Despite the intimidation and the low estate of Pakistan's military forces, President Zia has a different idea. He made that plain to us in an exclusive interview at the presidential mansion in Rawalpindi.

"We feel compromise is not the answer," Zia told us. "The Soviets have got to be made to believe that what they have done in Afghanistan is not right. They must rectify their position" -- get out of Afghanistan.

The refusal to knuckle under is certain to intensify Soviet military action against Pakistan, however veiled in the guise of "hot pursuit" of Afghan freedom-fighters seeking respite in Pakistan. Soviet intervention in Pakistan, however, will force President Reagan to lead the West into making a stand at long last with something more than a brief and spineless grain embargo against Moscow's march through South Asia.
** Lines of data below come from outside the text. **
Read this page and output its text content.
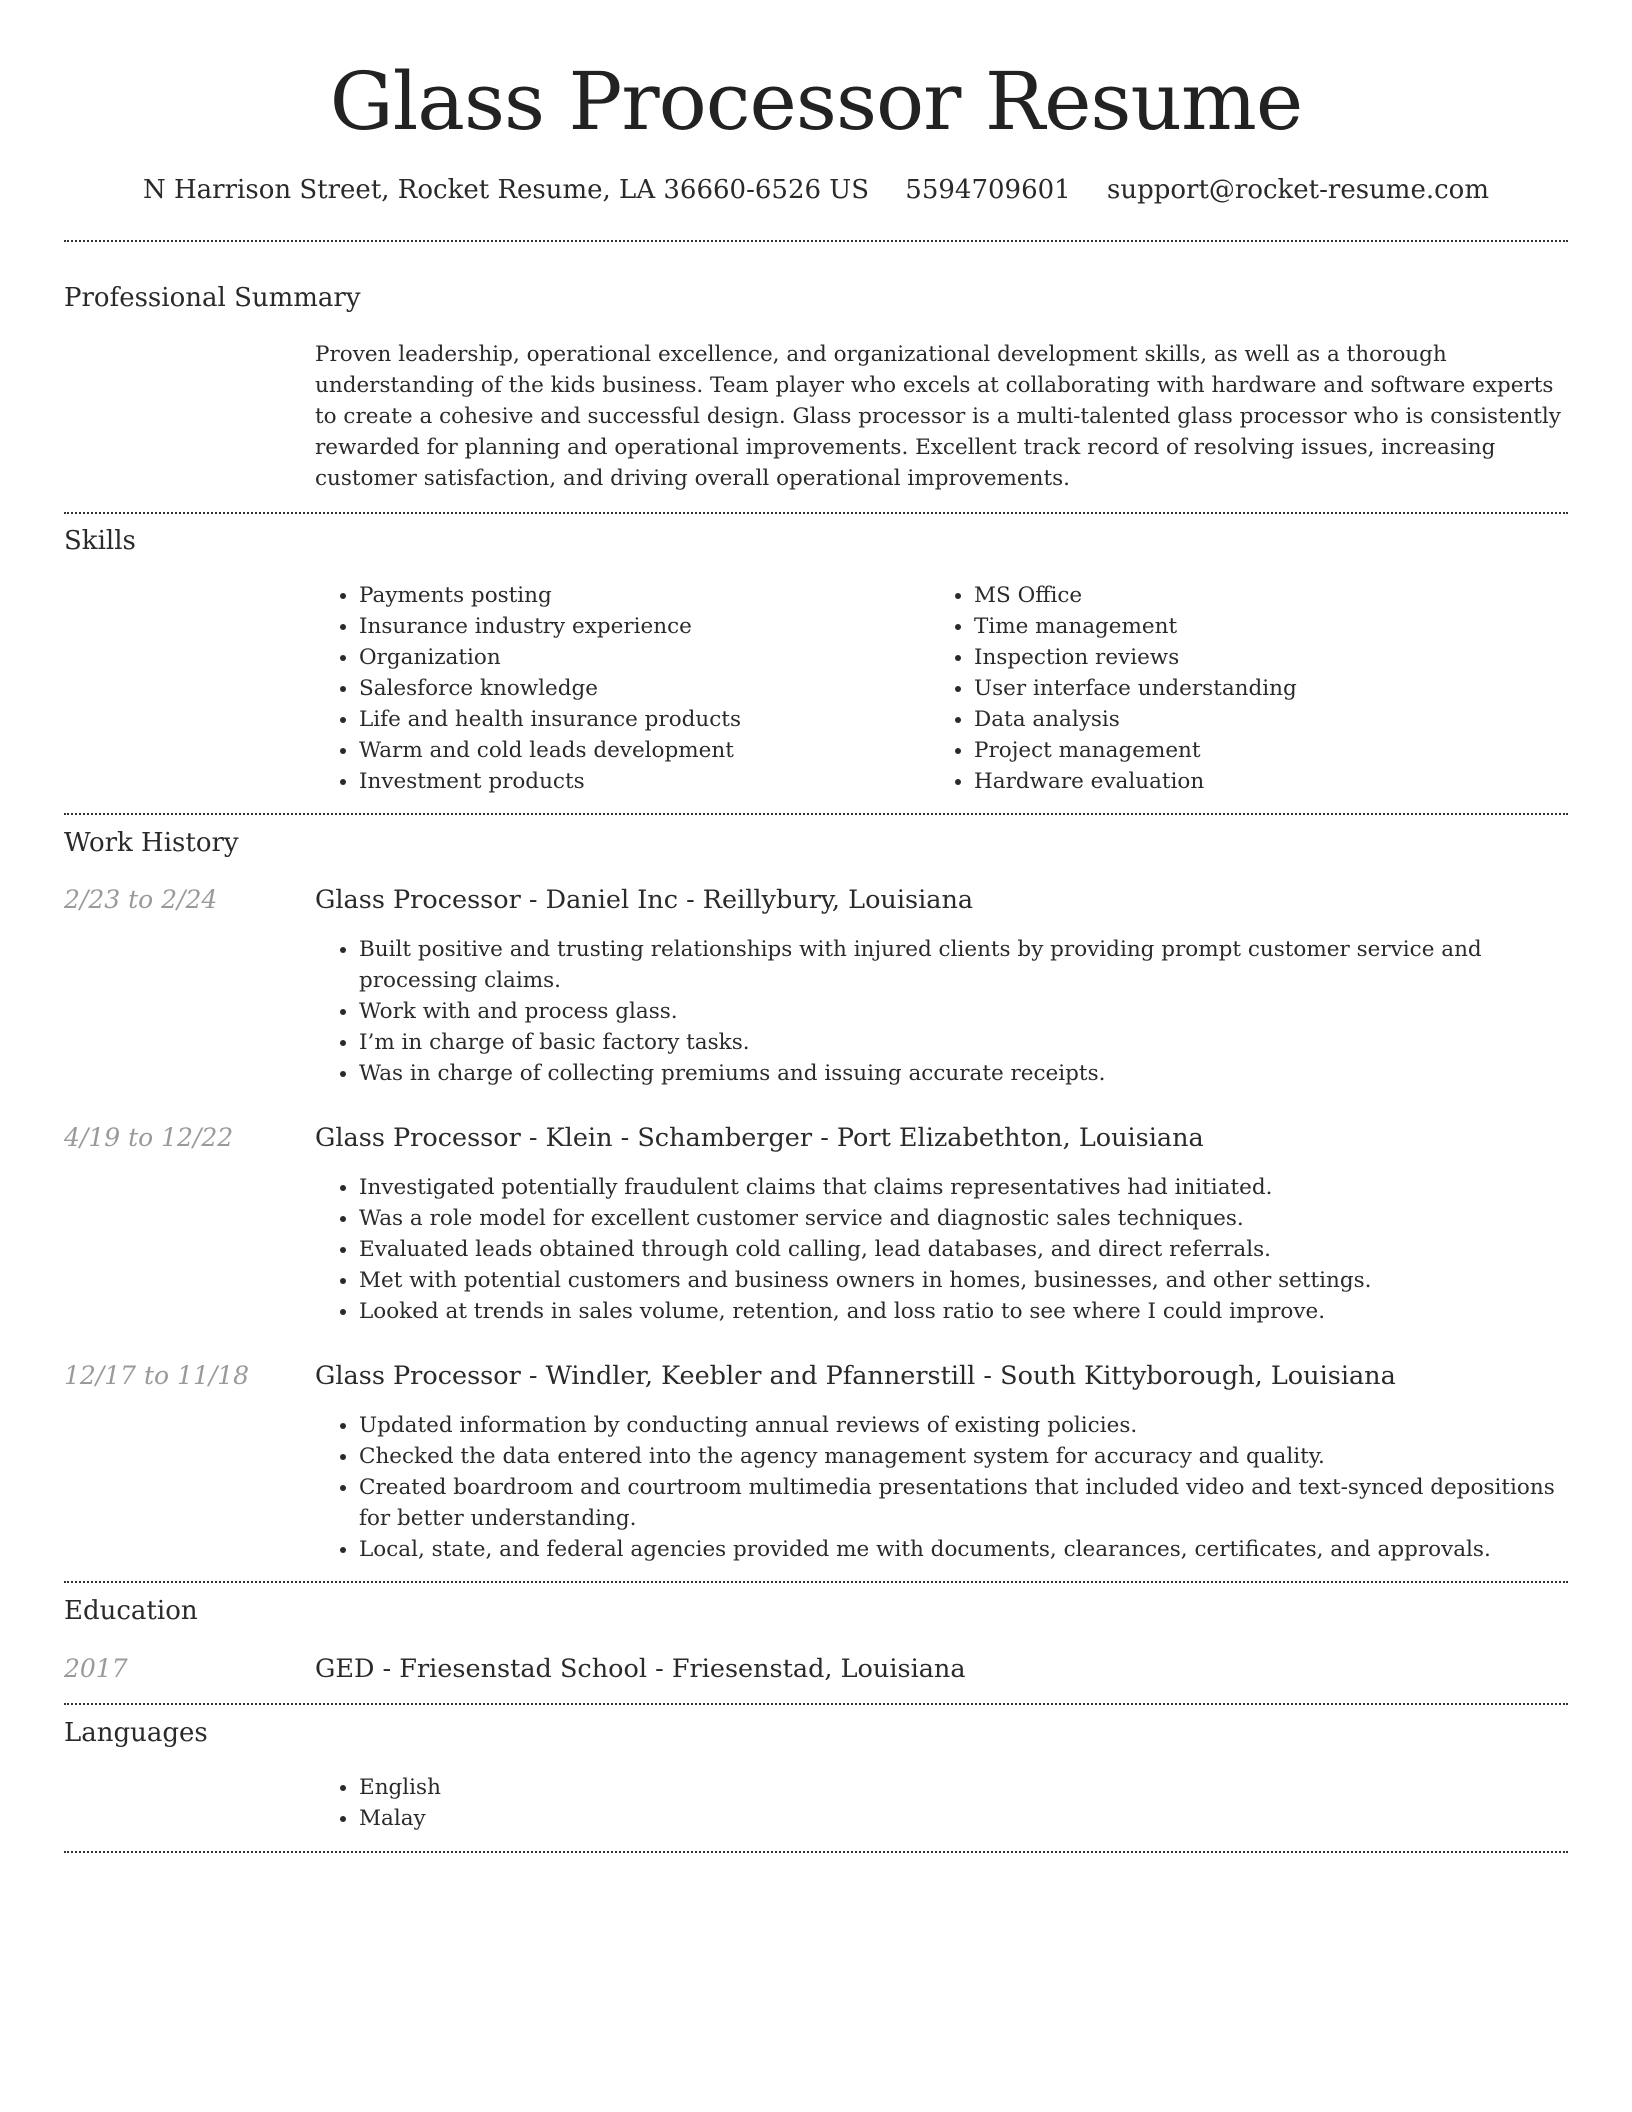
Glass Processor Resume
N Harrison Street, Rocket Resume, LA 36660-6526 US 5594709601 support@rocket-resume.com
Professional Summary

Proven leadership, operational excellence, and organizational development skills, as well as a thorough understanding of the kids business. Team player who excels at collaborating with hardware and software experts to create a cohesive and successful design. Glass processor is a multi-talented glass processor who is consistently rewarded for planning and operational improvements. Excellent track record of resolving issues, increasing customer satisfaction, and driving overall operational improvements.

Skills
• Payments posting
• Insurance industry experience
• Organization
• Salesforce knowledge
• Life and health insurance products
• Warm and cold leads development
• Investment products
• MS Office
• Time management
• Inspection reviews
• User interface understanding
• Data analysis
• Project management
• Hardware evaluation
Work History
2/23 to 2/24	Glass Processor - Daniel Inc - Reillybury, Louisiana
• Built positive and trusting relationships with injured clients by providing prompt customer service and processing claims.
• Work with and process glass.
• I’m in charge of basic factory tasks.
• Was in charge of collecting premiums and issuing accurate receipts.
4/19 to 12/22	Glass Processor - Klein - Schamberger - Port Elizabethton, Louisiana
• Investigated potentially fraudulent claims that claims representatives had initiated.
• Was a role model for excellent customer service and diagnostic sales techniques.
• Evaluated leads obtained through cold calling, lead databases, and direct referrals.
• Met with potential customers and business owners in homes, businesses, and other settings.
• Looked at trends in sales volume, retention, and loss ratio to see where I could improve.
12/17 to 11/18	Glass Processor - Windler, Keebler and Pfannerstill - South Kittyborough, Louisiana
• Updated information by conducting annual reviews of existing policies.
• Checked the data entered into the agency management system for accuracy and quality.
• Created boardroom and courtroom multimedia presentations that included video and text-synced depositions for better understanding.
• Local, state, and federal agencies provided me with documents, clearances, certificates, and approvals.
Education
2017	GED - Friesenstad School - Friesenstad, Louisiana
Languages
• English
• Malay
But having treated Pakistan as a pariah for 15 years, amidst self-serving cries from liberals who managed to end all military aid, the United States finds Pakistan dangerously strapped. An immediate emergency shipment of new weapons is essential for this country to handle any Soviet thrust across the 1,400-mile Afghan border. Such a thrust is predictable as the opening Soviet move, perhaps to destabilize Zia.

Whatever the preliminary objective, Soviet troops on the march in Pakistan would be another humiliation for the United States with this implicit dare: What are you going to do about it?
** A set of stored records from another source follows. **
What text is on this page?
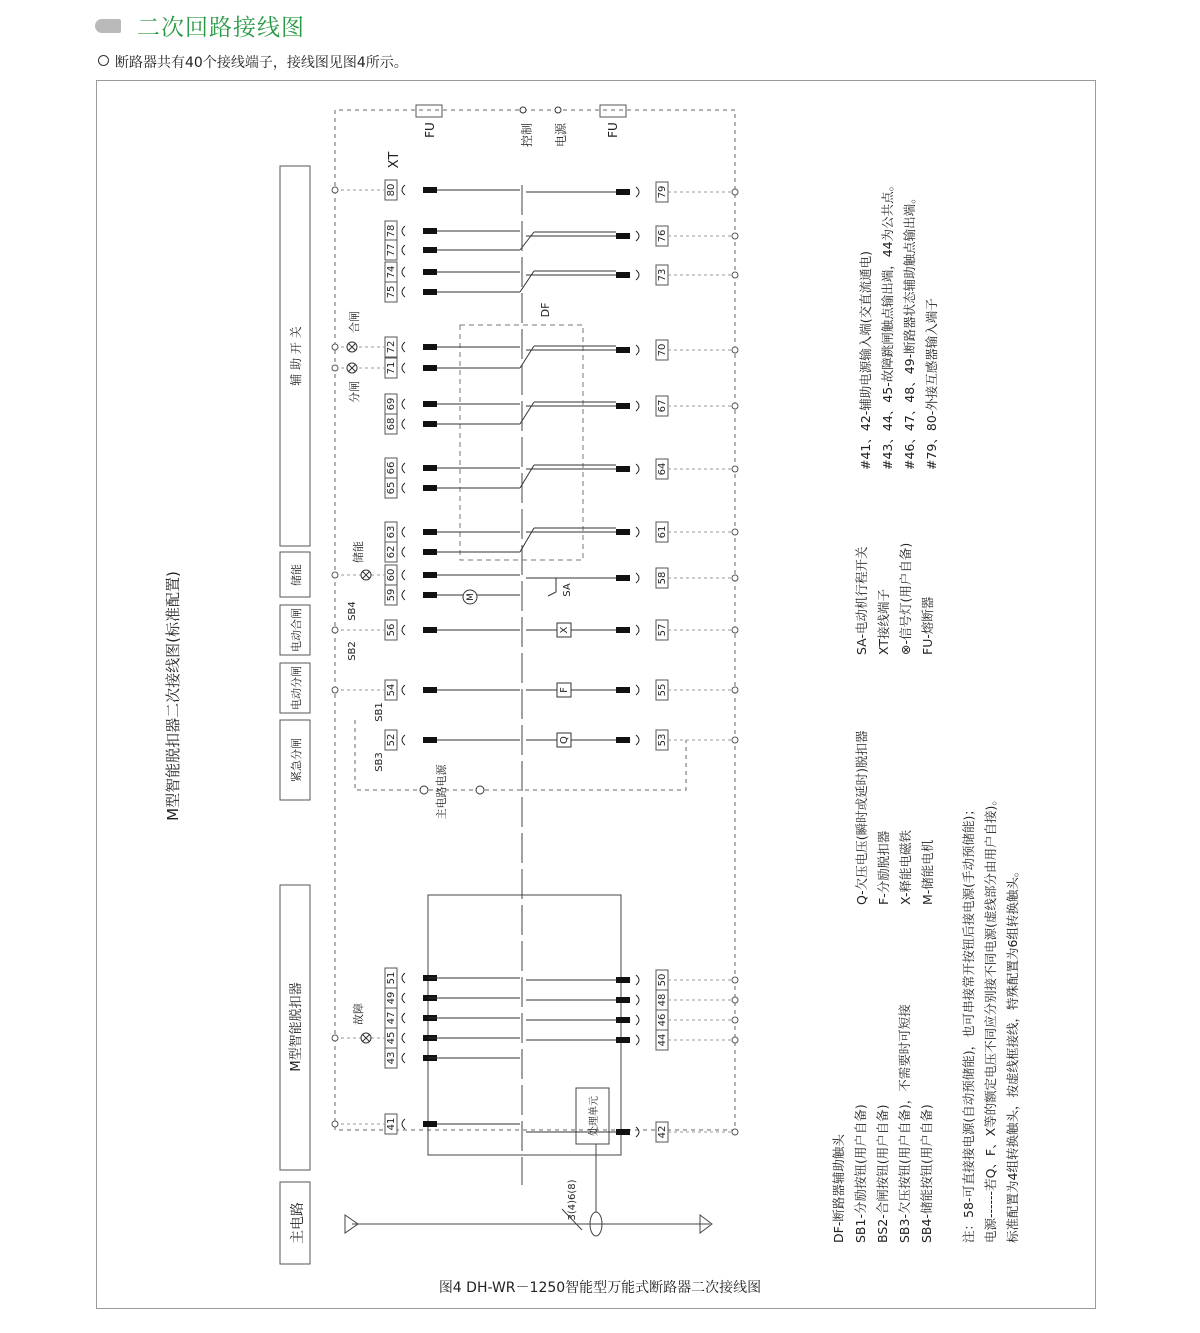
二次回路接线图
断路器共有40个接线端子，接线图见图4所示。
80
78
77
74
75
72
71
69
68
66
65
63
62
60
59
56
54
52
51
49
47
45
43
41
79
76
73
70
67
64
61
58
57
55
53
50
48
46
44
42
Q
F
X
M
SA
FU	FU
控制 电源
XT
DF
合闸
分闸
储能
故障
SB4
SB2
SB1
SB3
主电路电源
处理单元
3(4)6(8)
辅 助 开 关
储能
电动合闸
电动分闸
紧急分闸
M型智能脱扣器
主电路
M型智能脱扣器二次接线图(标准配置)
DF-断路器辅助触头 SB1-分励按钮(用户自备) BS2-合闸按钮(用户自备) SB3-欠压按钮(用户自备)，不需要时可短接 SB4-储能按钮(用户自备)
Q-欠压电压(瞬时或延时)脱扣器 F-分励脱扣器 X-释能电磁铁 M-储能电机
SA-电动机行程开关 XT接线端子 ⊗-信号灯(用户自备) FU-熔断器
#41、42-辅助电源输入端(交直流通电) #43、44、45-故障跳闸触点输出端，44为公共点。 #46、47、48、49-断路器状态辅助触点输出端。 #79、80-外接互感器输入端子
注：58-可直接接电源(自动预储能)，也可串接常开按钮后接电源(手动预储能)； 电源------若Q、F、X等的额定电压不同应分别接不同电源(虚线部分由用户自接)。 标准配置为4组转换触头，按虚线框接线，特殊配置为6组转换触头。
图4 DH-WR－1250智能型万能式断路器二次接线图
We asked Zia if Soviet pressure on him in the end might force him to back down and make a deal with Moscow. "They have tried their best," he said. "There has been military pressure. They have knocked out some of our border posts. We have suffered some casualties. They know they can teach Pakistan a lesson. It is the freedom-fighters in Afghanistan that are keeping the Russians engaged."

No, Zia said, Pakistan will not yield to the far greater pressures expected from the Soviets in the near future. He sees only two ways to stop the Soviet march: pressure of world opinion, or arms. "World opinion" includes both the will and power of the West, even though both lag behind the Soviets, and the Islamic world, which includes vast areas lying inside the Soviet Union itself -- Azerbaijan to the West and Uzbekistan, Tajikistan and other Soviet Moslem states along the Soviet-Afghan border.

Deprived of U.S. military aid, Pakistan today is at the bottom of its military barrel. Zia does not want an alliance with the United States, only credit to buy weapons. Earlier alliances, despite direct pledges from at least one president, did nothing for Pakistan during its two losing wars with India (the main Soviet ally in South Asia now acting aloof from Russian killings in Afghanistan).

But Zia must have the right to purchase quality American arms: modern aircraft, helicopters (vital if Soviet troops cross the Pak border), anti-aircraft missiles and radar.

"We are on a tightrope and we cannot stay there forever," Zia said. "When the Soviets start teaching Pakistan a lesson, Pakistan must have at least a fair chance." That argues a powerful case for emergency military supplies -- fast.

Considering that Pakistan now houses, feeds and comforts one of the largest refugee movements in history -- 2 million strong-willed nationalists driven out of Afghanistan by Soviet invaders -- Zia may have a point.